Given that poor signal strength (the auditorium is in the basement of the SU) meant that many were unable to Tweet, the panel were faced with a series of broad questions that could not easily be answered, and did little to address the challenges facing Britain and Europe. Assuming that the Exchange committee had consciously dispensed with microphones, one can only presume that they wished to screen questions in order to avoid the airing of unsavoury opinions by audience members.
Joining two incumbent MEPs Linda McAvan and Edward McMillan-Scott (Labour and Liberal Democrat) was the Green Party candidate Shan Oakes. All three gave a good account of their personal political motivations, and the policies of their respective parties. The two incumbents spoke of their experiences in the European Parliament, and a taste of legislation they had worked on. The Green candidate gave a broad description of the issues she would focus on if elected.
The other panellists were notable by their absence. The Conservative candidate pulled out, and was replaced by a council candidate from Doncaster. Indicative of his contribution (or lack of) was the fact that he knew nothing of the Conservative Party EU platform beyond its desire for an in-out referendum, and repeated this numerous times: “Vote for us. Get a referendum,” he stated. It appears that a lack of knowledge of the EU stretches to those in politics as well.
The UKIP candidate Jane Collins was unable to attend due to traffic on the motorway, caught in torrential rain. She contributed to the debate via text message. No judgement will be made on the content of her texts here; other than to say that they focused purely on the issue of a referendum; that the departure of Britain from the EU would be the panacea that would solve all of Britain’s problems. “Out of the EU, and into the world!” was a notable rallying call.
Where were the questions that related to how the Yorkshire and the Humber (a region of the EU represented in its parliament) can benefit from the EU? How can impoverished communities in Yorkshire benefit from the European Regional Development Fund (ERDF) now that the regions regional development agency (Yorkshire Forward) has been abolished by the Coalition Government? How can the Finance Yorkshire initiative help the regions SMEs grow?
Its not surprising that no such questions were asked. The workings of the EU are unknown to the majority of people. Both incumbent MEPs challenged Nigel Farage’s claim that 70% of British laws were now made in Brussels, McAvan , both stating that the figure was much lower. Regardless of the exact number, a legitimate question to ask would be: “Which laws are those then?” As McMillan-Scott pointed out, many of those laws were enacted to protect our rights at work.

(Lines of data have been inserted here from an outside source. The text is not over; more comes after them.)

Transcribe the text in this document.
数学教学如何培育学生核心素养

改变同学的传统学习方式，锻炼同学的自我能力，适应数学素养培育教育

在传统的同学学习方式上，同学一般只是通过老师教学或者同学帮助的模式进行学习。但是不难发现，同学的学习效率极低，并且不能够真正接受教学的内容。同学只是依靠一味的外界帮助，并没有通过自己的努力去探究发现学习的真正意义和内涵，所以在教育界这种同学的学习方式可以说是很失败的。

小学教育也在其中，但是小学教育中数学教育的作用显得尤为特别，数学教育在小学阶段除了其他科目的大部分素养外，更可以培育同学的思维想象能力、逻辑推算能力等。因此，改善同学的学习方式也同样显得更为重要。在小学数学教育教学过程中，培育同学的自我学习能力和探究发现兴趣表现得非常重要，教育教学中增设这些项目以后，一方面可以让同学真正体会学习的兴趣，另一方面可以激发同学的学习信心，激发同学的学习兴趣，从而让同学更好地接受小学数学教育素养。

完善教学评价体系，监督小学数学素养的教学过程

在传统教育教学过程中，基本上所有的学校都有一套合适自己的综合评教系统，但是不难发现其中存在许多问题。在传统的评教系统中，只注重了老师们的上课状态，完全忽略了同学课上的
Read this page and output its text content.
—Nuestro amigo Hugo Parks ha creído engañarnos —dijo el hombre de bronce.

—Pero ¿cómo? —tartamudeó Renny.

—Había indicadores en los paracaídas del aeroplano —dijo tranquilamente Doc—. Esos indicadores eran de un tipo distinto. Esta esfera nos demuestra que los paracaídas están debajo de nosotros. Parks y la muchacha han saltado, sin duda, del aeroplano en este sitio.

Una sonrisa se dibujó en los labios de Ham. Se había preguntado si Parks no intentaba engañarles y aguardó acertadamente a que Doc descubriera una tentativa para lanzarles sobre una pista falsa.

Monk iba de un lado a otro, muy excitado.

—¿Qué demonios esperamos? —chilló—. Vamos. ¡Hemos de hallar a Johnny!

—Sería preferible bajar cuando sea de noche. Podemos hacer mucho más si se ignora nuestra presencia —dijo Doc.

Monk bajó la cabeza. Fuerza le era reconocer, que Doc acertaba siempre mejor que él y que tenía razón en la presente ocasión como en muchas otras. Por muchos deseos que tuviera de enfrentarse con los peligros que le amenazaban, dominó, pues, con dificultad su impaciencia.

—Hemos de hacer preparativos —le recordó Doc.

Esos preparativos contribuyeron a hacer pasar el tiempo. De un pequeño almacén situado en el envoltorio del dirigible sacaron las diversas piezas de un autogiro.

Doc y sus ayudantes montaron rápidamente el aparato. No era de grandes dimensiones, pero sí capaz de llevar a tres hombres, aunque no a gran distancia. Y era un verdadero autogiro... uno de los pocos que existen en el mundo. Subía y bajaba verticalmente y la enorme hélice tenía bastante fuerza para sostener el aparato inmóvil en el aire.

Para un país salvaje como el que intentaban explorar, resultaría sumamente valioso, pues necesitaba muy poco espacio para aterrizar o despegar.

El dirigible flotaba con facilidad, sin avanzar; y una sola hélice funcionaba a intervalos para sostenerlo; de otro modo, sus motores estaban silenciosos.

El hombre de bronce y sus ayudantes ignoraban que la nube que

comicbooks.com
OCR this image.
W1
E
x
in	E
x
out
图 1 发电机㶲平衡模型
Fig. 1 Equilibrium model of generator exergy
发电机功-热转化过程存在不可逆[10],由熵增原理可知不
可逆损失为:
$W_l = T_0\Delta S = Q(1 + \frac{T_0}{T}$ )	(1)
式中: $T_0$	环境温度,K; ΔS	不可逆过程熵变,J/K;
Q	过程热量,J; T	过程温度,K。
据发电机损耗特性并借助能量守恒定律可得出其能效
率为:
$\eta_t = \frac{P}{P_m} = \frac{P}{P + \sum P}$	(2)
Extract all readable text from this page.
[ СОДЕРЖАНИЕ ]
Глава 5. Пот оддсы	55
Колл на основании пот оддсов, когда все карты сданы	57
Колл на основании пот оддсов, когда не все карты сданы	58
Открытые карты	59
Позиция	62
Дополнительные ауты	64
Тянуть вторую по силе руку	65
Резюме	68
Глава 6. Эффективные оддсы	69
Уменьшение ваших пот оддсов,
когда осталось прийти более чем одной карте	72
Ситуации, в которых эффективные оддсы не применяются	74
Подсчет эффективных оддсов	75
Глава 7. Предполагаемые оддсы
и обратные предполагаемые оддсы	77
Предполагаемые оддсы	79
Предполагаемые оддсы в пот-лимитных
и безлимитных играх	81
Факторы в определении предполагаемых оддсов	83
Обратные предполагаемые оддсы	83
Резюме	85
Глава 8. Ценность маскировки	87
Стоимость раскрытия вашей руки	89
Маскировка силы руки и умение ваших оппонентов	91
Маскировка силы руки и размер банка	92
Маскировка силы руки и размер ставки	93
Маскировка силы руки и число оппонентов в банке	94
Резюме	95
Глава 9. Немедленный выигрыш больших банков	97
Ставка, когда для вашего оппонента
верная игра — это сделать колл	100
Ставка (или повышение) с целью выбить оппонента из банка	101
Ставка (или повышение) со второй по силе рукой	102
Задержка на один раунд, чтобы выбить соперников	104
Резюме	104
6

Regardless of the outcome of the elections, it is surely time that the British people were better informed as to the functions of the EU, what the country stand to gain from continued membership, and what it stands to lose if it votes to leave. If the public were better informed, then there might be an opportunity to hold more worthwhile hustings events that address the real issues. As it is, the debate is painfully narrow, dominated by arguments about our membership that are equally vague, and though the incumbents applied themselves well, Britain would be better served if candidates didn’t first have to justify the existence of the EU.